In particular, researchers found that inhibition of insulin-stimulated lipoprotein lipase (LPL) by PI3K/AKT/mTOR pathway inhibitors leads to impaired lipid clearance and hyperlipidemia. Insulin regulates LPL activity to deposit triglycerides in adipose tissue. In this regard, our results showed a significant difference between CC, CT and TT genotypes of rs1130233 SNP with TG levels. Additionally, Zhang and coworkers demonstrated for the first time that PI3K/Akt-dependent cyclin D1 activation plays an essential role in HDL-induced EPC proliferation, migration and angiogenesis.

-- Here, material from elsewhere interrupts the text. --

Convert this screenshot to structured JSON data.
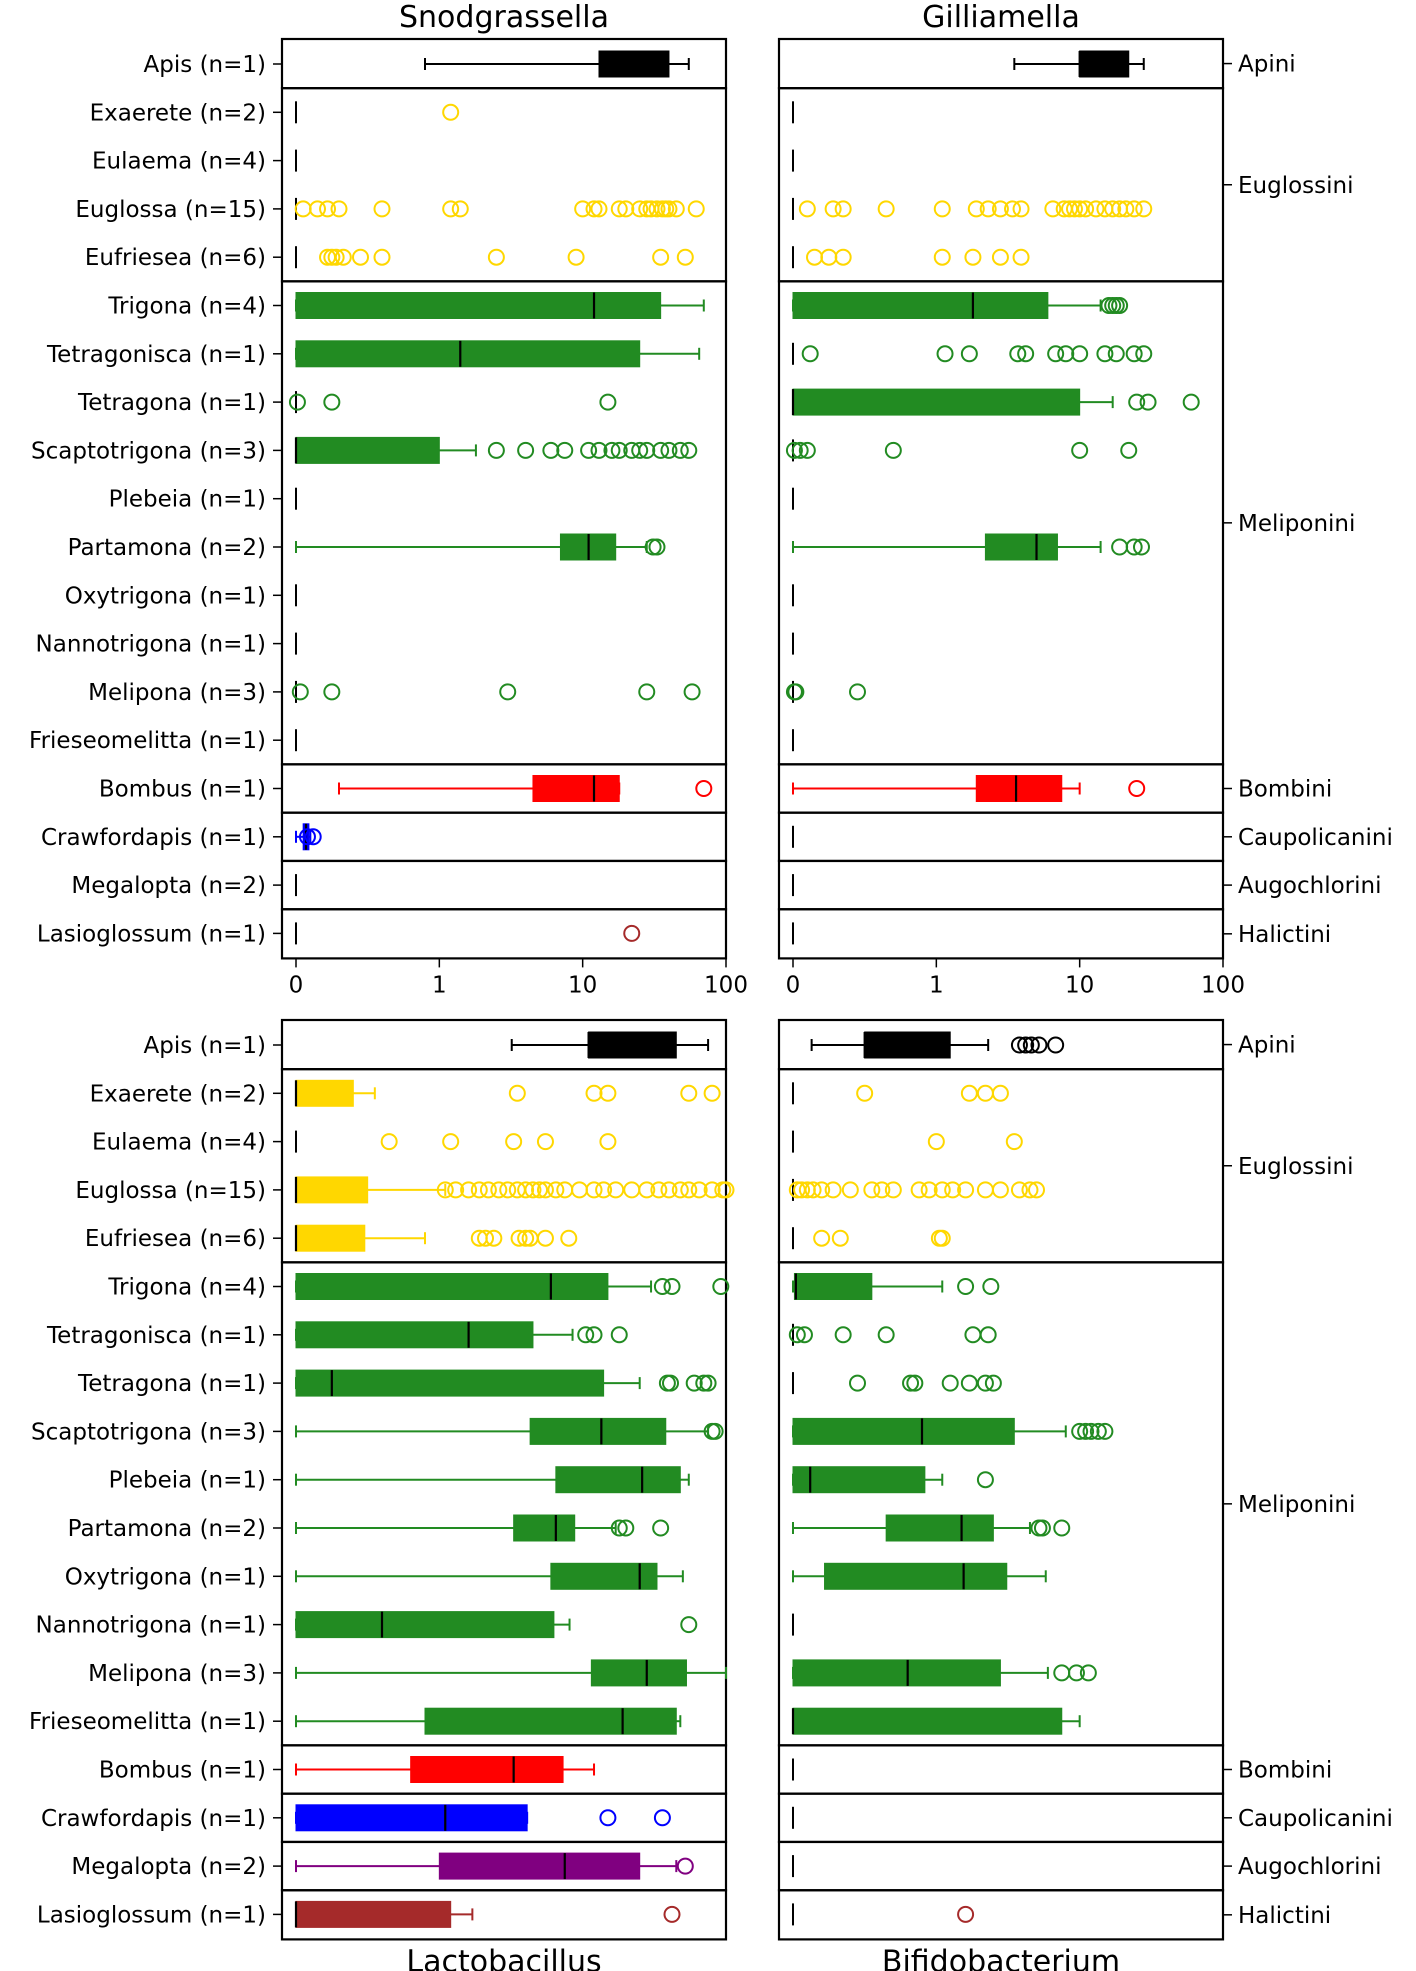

Our results showed levels of serum hs-CRP in MetS subjects is higher than non-Mets subjects. Also Ridker and et al, demonstrated high level of high-sensitivity C-reactive protein (hs-CRP) and it can be a clinical biomarker for MetS. This study have been also presented any disturbance in inflammatory mediators associated with development of other risk factors of MetS such as hypertension. Furthermore, subjects with a CC or CT genotypes had a significantly (P < 0.05) higher serum hsCRP-level (OR: 1.5; 95% CI (1.05–2.1). To assess the role of AKT in acute inflammation Lorenzo et al, showed that the loss of Akt1 can lead to inhibition of microvascular permeability and leukocyte accumulation to sites of inflammation.

We recruited a relatively large samples size in this study. But its cross sectional design limits some of the conclusions that can be drawn. In addition, it is possible that lifestyle features and certain dietary habits of the subjects may confound the relationships among rs1130233, MetS, and its component factors. Longitudinal studies are needed to clarify the AKT variant genetic effects on the Mets disorder and to confirm these findings in other ethnicities.

In the aggregate, our data revealed the association of a genetic variant in AKT1 with hs-CRP. Supporting further studies needed to validate this marker as risk stratification in CAD in prospective setting.

Conflict of interest

The authors have no conflict of interest to disclose.